Thursday 26 April 2018

Carson keen to draw on past experience

Northern Ireland defender Jonny Evans turns his hand to hurling during the launch of Sport Uniting Communities – a collaboration project between the Irish FA, Ulster GAA and Ulster rugby
Northern Ireland defender Jonny Evans turns his hand to hurling during the launch of Sport Uniting Communities – a collaboration project between the Irish FA, Ulster GAA and Ulster rugby

Liam Blackburn

Trevor Carson cast aside holiday plans and shopping catalogues when a Celtic move failed to materialise, but after Saturday the journeyman Northern Irish goalkeeper may finally get to bring out his paint brush.

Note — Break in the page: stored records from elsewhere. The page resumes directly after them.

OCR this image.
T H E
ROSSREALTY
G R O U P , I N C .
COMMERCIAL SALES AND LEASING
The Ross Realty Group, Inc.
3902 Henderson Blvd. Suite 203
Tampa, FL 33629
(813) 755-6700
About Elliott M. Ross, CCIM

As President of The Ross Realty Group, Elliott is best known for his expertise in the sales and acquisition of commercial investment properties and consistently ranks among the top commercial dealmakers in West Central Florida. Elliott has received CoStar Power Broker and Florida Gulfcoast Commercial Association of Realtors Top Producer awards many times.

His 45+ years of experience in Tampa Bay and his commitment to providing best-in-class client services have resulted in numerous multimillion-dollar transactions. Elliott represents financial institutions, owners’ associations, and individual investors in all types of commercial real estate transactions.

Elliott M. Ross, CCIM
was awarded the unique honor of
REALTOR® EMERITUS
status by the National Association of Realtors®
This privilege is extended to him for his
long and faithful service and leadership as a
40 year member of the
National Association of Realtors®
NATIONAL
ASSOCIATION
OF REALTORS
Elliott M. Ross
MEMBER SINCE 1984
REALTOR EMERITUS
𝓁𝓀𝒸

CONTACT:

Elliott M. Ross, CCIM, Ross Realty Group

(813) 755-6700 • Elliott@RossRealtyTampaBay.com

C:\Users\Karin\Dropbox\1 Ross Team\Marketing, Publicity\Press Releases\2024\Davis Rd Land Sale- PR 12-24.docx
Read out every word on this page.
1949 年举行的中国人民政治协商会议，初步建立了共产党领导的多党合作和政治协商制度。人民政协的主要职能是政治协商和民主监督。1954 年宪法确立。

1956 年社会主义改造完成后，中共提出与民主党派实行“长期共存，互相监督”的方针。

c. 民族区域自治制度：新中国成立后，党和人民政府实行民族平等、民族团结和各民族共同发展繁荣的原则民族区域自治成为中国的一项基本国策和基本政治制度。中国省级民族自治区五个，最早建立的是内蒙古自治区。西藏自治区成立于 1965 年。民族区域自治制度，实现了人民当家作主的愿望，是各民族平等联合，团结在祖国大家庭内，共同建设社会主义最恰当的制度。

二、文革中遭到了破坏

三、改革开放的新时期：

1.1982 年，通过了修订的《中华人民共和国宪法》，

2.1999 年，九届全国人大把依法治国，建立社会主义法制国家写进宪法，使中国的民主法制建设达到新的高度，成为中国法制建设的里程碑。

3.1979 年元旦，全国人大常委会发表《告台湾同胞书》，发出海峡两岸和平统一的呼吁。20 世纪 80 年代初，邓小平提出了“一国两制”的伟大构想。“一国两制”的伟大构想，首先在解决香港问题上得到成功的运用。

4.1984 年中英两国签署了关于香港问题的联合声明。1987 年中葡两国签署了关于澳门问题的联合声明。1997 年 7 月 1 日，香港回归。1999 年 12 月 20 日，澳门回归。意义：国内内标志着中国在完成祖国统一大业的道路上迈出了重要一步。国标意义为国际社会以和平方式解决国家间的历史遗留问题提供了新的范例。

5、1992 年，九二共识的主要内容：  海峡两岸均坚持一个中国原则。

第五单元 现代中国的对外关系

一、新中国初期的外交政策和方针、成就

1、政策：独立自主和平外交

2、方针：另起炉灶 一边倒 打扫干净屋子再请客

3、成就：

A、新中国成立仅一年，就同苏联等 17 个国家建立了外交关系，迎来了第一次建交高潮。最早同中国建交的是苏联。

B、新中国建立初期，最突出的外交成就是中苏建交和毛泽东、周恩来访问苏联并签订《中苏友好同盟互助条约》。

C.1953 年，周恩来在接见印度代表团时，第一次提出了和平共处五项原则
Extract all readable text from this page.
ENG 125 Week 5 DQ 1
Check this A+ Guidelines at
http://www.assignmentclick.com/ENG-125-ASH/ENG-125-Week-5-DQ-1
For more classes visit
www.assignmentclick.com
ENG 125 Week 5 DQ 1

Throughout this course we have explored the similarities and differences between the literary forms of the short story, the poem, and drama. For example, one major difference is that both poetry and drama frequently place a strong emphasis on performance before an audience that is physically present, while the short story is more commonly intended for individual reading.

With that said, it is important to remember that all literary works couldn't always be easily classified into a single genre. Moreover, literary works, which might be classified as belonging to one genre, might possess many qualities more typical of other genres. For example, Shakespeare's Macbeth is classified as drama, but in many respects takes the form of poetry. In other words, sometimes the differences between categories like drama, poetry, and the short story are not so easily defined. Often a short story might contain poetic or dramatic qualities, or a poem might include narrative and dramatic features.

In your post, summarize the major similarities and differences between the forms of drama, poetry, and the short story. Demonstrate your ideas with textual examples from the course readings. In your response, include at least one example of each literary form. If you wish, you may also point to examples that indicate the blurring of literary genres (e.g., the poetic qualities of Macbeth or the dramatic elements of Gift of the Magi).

In Carson's hometown of Killyleagh, at the top of his mother's estate, is a mural depicting the village's international footballers - David Healy, Terry Cochrane and Hugh Henry Davey - along with a question mark and space for the next to represent their country.

When the mural went up in 2006, the theory was Carson, a Northern Ireland youth international who had already been on Sunderland's bench at 17, would soon be on there.

Twelve years on, the space remains unoccupied. Carson has made a handful of squads but has never won a cap.

That will change on Saturday when Northern Ireland host South Korea if Michael O'Neill gives the 30-year-old his debut as a reflection of his brilliant form at Motherwell.

"If I have to go up and paint myself onto it, I will, honestly," joked Carson.

"Hopefully I'm better looking than what I am in real life. I've got more important reasons to want my first cap - the sacrifices I've made over the years as a boy, the ups and downs I've had in football … a painting on the wall is not the ultimate for me."

It was the pursuit of international recognition that led Carson to make financial and personal sacrifices this summer when, at the 11th hour, he rejected a more-lucrative offer to stay at Hartlepool near to where his young daughter is.

Carson instead joined Motherwell in the hope Scotland's top flight would give him a bigger platform to showcase his ability.

"It's probably the main reason I went up to Scotland, to get back in Michael's mind," he admitted.

"He said to me when I was playing in League Two that I needed to be playing at a higher standard.

"I haven't been playing any better than I have last four, five years but the fact I've been doing it at a higher standard in the Scottish Premiership has boosted my profile."